🤖 AI Summary
In virtual learning environments, automatic student engagement measurement faces two key challenges: severe class imbalance and the inherent ordinal nature of engagement levels (e.g., low/medium/high), which conventional classification methods fail to model due to their neglect of ordinal relationships. To address these issues, this paper proposes an ordinal classification framework based on supervised contrastive learning. It is the first work to introduce supervised contrastive learning into engagement modeling, explicitly encoding inter-level ordinal constraints. The framework integrates video-based behavioral and affective features, employs a sequential classifier encoder, and incorporates multi-strategy temporal data augmentation to enhance robustness. Experiments on the DAiSEE dataset demonstrate that the proposed method achieves state-of-the-art performance in both accuracy and ordinal ranking consistency (ORC), significantly outperforming mainstream classification and ordinal regression approaches.
📝 Abstract
Student engagement plays a crucial role in the successful delivery of educational programs. Automated engagement measurement helps instructors monitor student participation, identify disengagement, and adapt their teaching strategies to enhance learning outcomes effectively.
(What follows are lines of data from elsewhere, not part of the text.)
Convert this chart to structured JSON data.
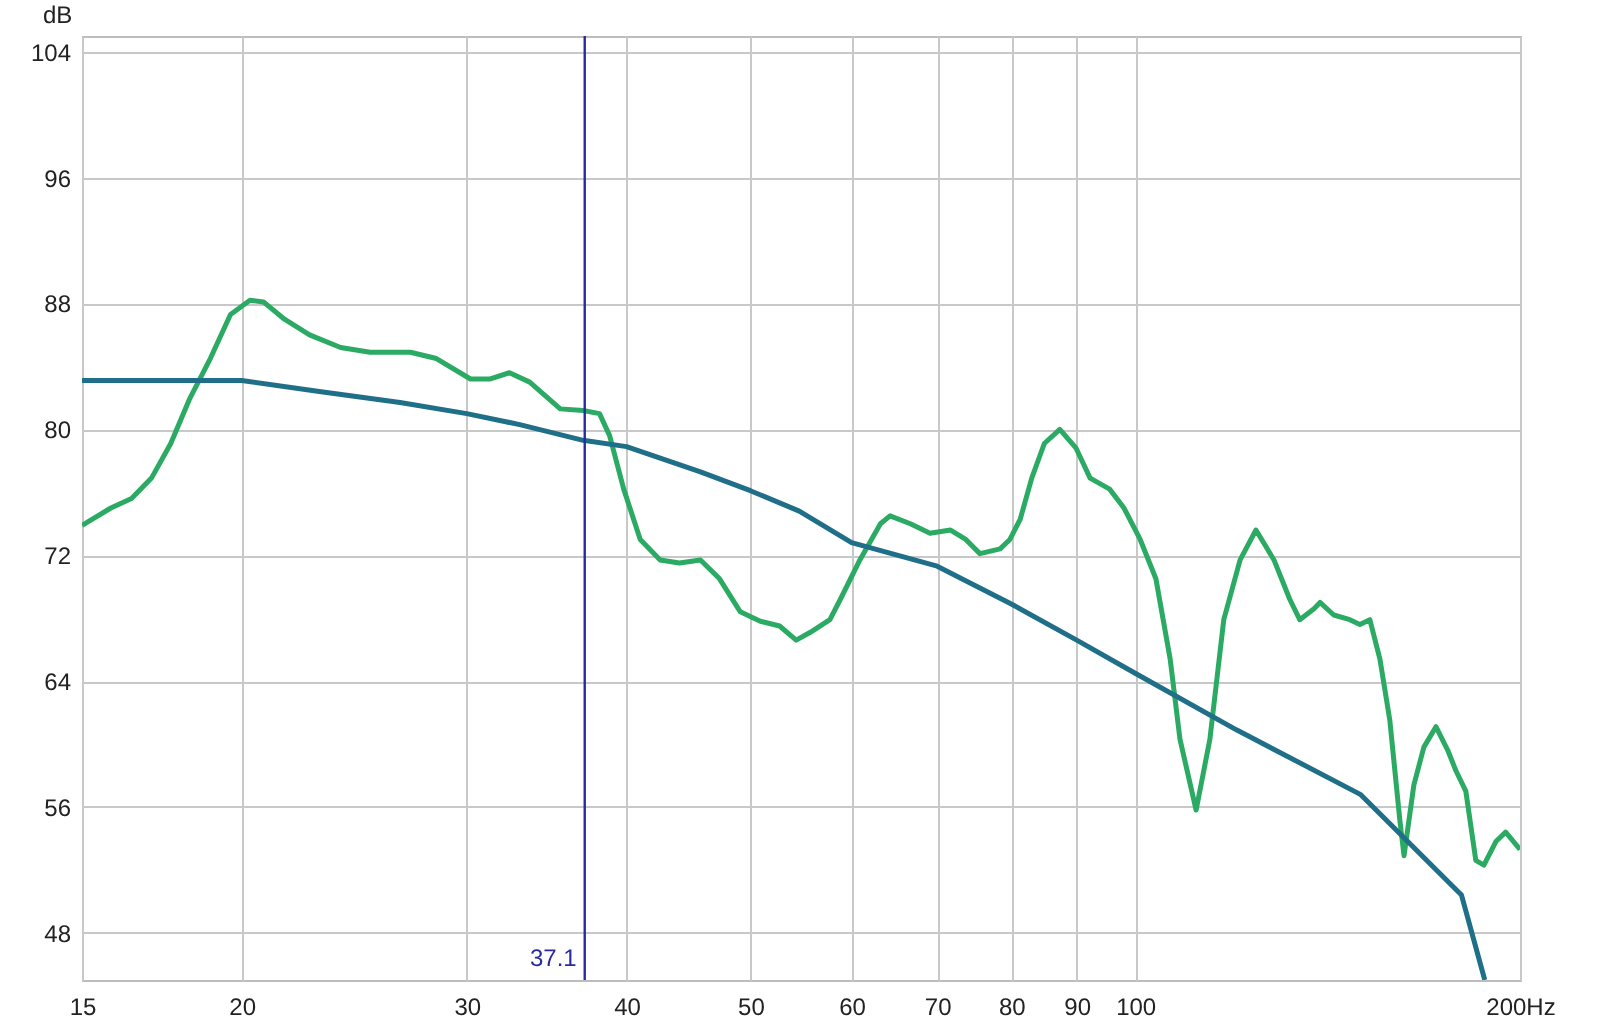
{
  "chart_data": {
    "type": "line",
    "ylabel": "dB",
    "log": "x",
    "xlim": [
      15,
      200
    ],
    "ylim": [
      45,
      105
    ],
    "xticks": [
      15,
      20,
      30,
      40,
      50,
      60,
      70,
      80,
      90,
      100,
      {
        "value": 200,
        "label": "200Hz"
      }
    ],
    "yticks": [
      48,
      56,
      64,
      72,
      80,
      88,
      96,
      104
    ],
    "grid": true,
    "marker": "none",
    "line_style": "solid",
    "ref_lines": [
      {
        "axis": "x",
        "value": 37.1,
        "label": "37.1",
        "color": "#2a2aa0"
      }
    ],
    "series": [
      {
        "color": "#2aaa62",
        "x": [
          15,
          15.8,
          16.4,
          17,
          17.6,
          18.2,
          18.9,
          19.6,
          20.3,
          20.8,
          21.6,
          22.6,
          23.9,
          25.2,
          27.1,
          28.4,
          30.2,
          31.3,
          32.4,
          33.6,
          35.5,
          37,
          38.1,
          38.8,
          39.8,
          41,
          42.5,
          44,
          45.7,
          47.3,
          49.1,
          50.9,
          52.7,
          54.3,
          55.7,
          57.7,
          58.8,
          60.9,
          63.2,
          64.3,
          66.7,
          69.1,
          71.7,
          73.7,
          75.6,
          78.4,
          79.8,
          81.3,
          83,
          84.9,
          87.3,
          89.9,
          92.2,
          95.5,
          98,
          100.9,
          103.8,
          106.5,
          108.4,
          111.6,
          114.4,
          117.3,
          120.8,
          124.3,
          128.4,
          132.1,
          134.5,
          138,
          139.5,
          143,
          147.2,
          149.9,
          152.6,
          155.4,
          158.2,
          161.1,
          162.3,
          165.2,
          168.2,
          171.9,
          175.6,
          178.2,
          181.4,
          184.7,
          187.4,
          191.5,
          194.9,
          200
        ],
        "values": [
          73.9,
          75,
          75.6,
          76.9,
          79.1,
          81.9,
          84.5,
          87.3,
          88.2,
          88.1,
          87,
          86,
          85.2,
          84.9,
          84.9,
          84.5,
          83.2,
          83.2,
          83.6,
          83,
          81.3,
          81.2,
          81,
          79.6,
          76.2,
          73,
          71.7,
          71.5,
          71.7,
          70.5,
          68.4,
          67.8,
          67.5,
          66.6,
          67.1,
          67.9,
          69.2,
          71.7,
          74,
          74.5,
          74,
          73.4,
          73.6,
          73,
          72.1,
          72.4,
          73,
          74.3,
          76.9,
          79.1,
          80,
          78.8,
          76.9,
          76.2,
          75,
          73,
          70.5,
          65.4,
          60.3,
          55.8,
          60.3,
          67.9,
          71.7,
          73.6,
          71.7,
          69.2,
          67.9,
          68.6,
          69,
          68.2,
          67.9,
          67.6,
          67.9,
          65.4,
          61.5,
          55.1,
          52.9,
          57.4,
          59.8,
          61.1,
          59.6,
          58.3,
          57,
          52.6,
          52.3,
          53.8,
          54.4,
          53.3
        ]
      },
      {
        "color": "#1f6f88",
        "x": [
          15,
          20,
          23,
          26.6,
          30,
          33,
          37,
          40,
          45.7,
          50,
          54.6,
          60,
          70,
          80,
          90,
          100,
          120,
          150,
          180,
          187.7
        ],
        "values": [
          83.1,
          83.1,
          82.4,
          81.7,
          81,
          80.3,
          79.3,
          78.9,
          77.3,
          76.1,
          74.8,
          72.8,
          71.3,
          68.9,
          66.6,
          64.5,
          60.9,
          56.8,
          50.4,
          45
        ]
      }
    ]
  }
}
This paper identifies two key challenges in this problem: class imbalance and incorporating order into engagement levels rather than treating it as mere categories. Then, a novel approach to video-based student engagement measurement in virtual learning environments is proposed that utilizes supervised contrastive learning for ordinal classification of engagement. Various affective and behavioral features are extracted from video samples and utilized to train ordinal classifiers within a supervised contrastive learning framework (with a sequential classifier as the encoder). A key step involves the application of diverse time-series data augmentation techniques to these feature vectors, enhancing model training. The effectiveness of the proposed method was evaluated using a publicly available dataset for engagement measurement, DAiSEE, containing videos of students who participated in virtual learning programs. The results demonstrate the robust ability of the proposed method for the classification of the engagement level. This approach promises a significant contribution to understanding and enhancing student engagement in virtual learning environments.